The IVOA has been successful, both in brokering high- and low-level agreements on protocols and formats, and (a softer, but equally challenging process) in establishing itself as the single forum which coordinates this VO, acting as a nursery for other spinoff VO developments. I will review the history of this process.
* Semantic technologies within the IVOA
The IVOA's principal metadata outputs have been the establishment of a VO-wide resource registry, a small set of common and extensible data models, and some more sophisticated semantic experiments. The registry records image, catalogue and service resources, and required appropriate metadata schemas, registry infrastructure, and clients. The data models so far agreed cover coordinate systems and catalogue coverage information. Both models were substantially harder to agree than was initially expected, for interesting and informative reasons.

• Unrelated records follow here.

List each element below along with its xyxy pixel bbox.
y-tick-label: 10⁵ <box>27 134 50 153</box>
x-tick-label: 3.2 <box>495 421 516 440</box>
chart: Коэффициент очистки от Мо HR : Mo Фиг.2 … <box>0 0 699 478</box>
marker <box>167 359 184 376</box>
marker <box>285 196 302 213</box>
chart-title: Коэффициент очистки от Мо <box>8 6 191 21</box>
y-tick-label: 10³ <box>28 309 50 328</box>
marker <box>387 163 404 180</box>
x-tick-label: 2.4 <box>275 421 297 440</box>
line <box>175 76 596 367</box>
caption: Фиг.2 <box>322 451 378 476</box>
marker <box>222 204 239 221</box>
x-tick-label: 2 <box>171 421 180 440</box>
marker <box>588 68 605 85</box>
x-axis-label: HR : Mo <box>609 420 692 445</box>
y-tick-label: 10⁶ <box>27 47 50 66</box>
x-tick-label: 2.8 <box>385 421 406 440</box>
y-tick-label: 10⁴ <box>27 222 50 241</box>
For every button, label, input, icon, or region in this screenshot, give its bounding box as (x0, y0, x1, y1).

The semantic technologies explored to date include a basic type system for astronomical data (Unified Content Descriptors, or UCDs), an ontology of astronomical object types, the early stages of a system for linking serialised data to data models, and the development of interoperable controlled vocabularies.
* Other projects
I will also briefly discuss other semantically-oriented projects working with IVOA technologies.

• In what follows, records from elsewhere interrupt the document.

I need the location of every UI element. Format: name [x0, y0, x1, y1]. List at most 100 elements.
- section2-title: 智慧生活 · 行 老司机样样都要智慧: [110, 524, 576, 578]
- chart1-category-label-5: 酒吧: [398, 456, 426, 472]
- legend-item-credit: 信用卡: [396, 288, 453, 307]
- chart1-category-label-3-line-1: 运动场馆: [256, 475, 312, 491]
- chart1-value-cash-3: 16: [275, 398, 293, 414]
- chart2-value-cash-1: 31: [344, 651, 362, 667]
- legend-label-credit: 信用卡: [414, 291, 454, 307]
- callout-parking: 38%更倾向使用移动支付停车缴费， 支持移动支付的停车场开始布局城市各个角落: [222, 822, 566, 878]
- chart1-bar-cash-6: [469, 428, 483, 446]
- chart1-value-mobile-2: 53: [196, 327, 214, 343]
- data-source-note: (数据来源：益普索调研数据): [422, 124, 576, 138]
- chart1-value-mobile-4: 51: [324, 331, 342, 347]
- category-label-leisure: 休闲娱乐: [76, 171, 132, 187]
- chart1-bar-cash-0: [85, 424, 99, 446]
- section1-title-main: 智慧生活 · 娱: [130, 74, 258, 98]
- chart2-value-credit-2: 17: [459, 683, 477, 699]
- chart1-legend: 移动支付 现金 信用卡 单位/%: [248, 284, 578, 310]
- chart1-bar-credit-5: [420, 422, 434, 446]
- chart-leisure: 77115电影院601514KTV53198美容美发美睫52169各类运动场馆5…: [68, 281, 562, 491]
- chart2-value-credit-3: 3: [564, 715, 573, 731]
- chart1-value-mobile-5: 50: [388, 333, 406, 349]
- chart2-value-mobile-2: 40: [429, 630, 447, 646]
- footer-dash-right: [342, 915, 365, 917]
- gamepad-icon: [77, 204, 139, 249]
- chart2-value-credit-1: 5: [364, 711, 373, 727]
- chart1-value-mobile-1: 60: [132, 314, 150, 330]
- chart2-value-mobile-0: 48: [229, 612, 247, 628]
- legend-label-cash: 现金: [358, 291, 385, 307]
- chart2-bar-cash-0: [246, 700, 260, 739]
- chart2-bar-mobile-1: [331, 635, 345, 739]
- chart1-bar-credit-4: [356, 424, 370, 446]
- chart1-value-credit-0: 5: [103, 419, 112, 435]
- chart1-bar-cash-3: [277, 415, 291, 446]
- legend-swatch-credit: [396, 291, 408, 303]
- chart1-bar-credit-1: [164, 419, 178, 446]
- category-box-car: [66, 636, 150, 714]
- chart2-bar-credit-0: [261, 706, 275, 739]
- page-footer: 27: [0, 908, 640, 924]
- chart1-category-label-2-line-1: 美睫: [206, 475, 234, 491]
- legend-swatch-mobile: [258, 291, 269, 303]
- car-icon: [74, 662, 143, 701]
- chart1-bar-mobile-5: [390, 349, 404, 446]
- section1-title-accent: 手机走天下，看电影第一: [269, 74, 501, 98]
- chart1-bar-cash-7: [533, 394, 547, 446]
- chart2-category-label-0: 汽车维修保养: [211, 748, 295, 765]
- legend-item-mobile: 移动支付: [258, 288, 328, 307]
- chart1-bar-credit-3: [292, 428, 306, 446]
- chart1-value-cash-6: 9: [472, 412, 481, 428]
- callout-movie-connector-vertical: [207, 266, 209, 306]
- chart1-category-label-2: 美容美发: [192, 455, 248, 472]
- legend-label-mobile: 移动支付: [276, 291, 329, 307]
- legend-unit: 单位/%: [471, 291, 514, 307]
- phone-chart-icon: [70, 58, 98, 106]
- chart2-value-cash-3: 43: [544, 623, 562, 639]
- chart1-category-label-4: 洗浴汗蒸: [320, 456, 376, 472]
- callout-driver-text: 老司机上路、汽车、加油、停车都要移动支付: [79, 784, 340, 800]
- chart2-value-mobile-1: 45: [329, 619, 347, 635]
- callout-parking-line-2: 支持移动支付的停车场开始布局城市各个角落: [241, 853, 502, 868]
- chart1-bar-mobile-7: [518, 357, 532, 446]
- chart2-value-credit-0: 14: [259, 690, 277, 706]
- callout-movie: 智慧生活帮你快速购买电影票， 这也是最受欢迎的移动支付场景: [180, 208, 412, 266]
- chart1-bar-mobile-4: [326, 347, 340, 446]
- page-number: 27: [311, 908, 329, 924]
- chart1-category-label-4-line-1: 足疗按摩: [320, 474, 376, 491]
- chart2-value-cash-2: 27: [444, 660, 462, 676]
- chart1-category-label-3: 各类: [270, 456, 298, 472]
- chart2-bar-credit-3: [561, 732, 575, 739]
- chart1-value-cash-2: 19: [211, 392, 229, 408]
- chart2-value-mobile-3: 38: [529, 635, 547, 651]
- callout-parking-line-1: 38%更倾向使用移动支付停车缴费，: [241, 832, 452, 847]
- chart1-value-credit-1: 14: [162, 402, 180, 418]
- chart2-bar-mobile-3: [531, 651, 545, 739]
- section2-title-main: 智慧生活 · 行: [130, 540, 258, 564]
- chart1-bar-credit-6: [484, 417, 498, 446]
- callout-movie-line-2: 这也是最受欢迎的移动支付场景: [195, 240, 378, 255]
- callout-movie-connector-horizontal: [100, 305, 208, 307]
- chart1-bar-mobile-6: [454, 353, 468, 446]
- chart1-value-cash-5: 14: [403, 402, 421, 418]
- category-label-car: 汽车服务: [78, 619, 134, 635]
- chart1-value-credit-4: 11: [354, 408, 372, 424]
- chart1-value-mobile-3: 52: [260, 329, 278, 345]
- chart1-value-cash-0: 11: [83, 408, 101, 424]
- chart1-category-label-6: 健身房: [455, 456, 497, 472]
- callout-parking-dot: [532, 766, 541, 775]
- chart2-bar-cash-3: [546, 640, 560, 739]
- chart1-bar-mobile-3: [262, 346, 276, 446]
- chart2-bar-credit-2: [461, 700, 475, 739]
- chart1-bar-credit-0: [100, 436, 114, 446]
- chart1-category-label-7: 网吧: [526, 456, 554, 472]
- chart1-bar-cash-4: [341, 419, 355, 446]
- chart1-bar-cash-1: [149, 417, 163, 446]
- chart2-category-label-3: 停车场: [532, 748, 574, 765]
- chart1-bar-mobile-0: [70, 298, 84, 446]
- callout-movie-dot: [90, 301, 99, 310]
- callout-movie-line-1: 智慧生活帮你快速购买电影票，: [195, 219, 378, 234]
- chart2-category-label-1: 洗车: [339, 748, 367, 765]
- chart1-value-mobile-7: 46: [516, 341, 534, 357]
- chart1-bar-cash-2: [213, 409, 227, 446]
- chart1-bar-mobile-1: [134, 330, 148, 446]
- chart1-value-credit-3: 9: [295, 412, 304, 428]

The Explicator project aims to avoid the expense and complication of creating consensus data models by helping data centres make their data available in a data model which is natural to them (for which we can read 'inexpensive'), and declaring mappings to well-known data models.
The project Semantic Knowledge Underpinning Astronomy (SKUA) is prototyping a distributed network of semantically aware shared annotated services (in the form of RDF stores). This semantic layer will support a cluster of applications which will either directly support users in finding and recovering useful resources, or indirectly support them by supporting user-facing applications, including a Facebook-like astronomical Virtual Research Environment (VRE).
List of abbreviations:
FITS = Flexible Image Transport System
IVOA = International Virtual Observatory Alliance
RDF = Resource Description Framework
SKUA = Semantic Knowledge Underpinning Astronomy
STP = Solar-Terrestrial Physics
UCD = Unified Content Descriptors
VO = Virtual Observatory
VRE = Virtual Research Environment
W3C = World Wide Web Consortium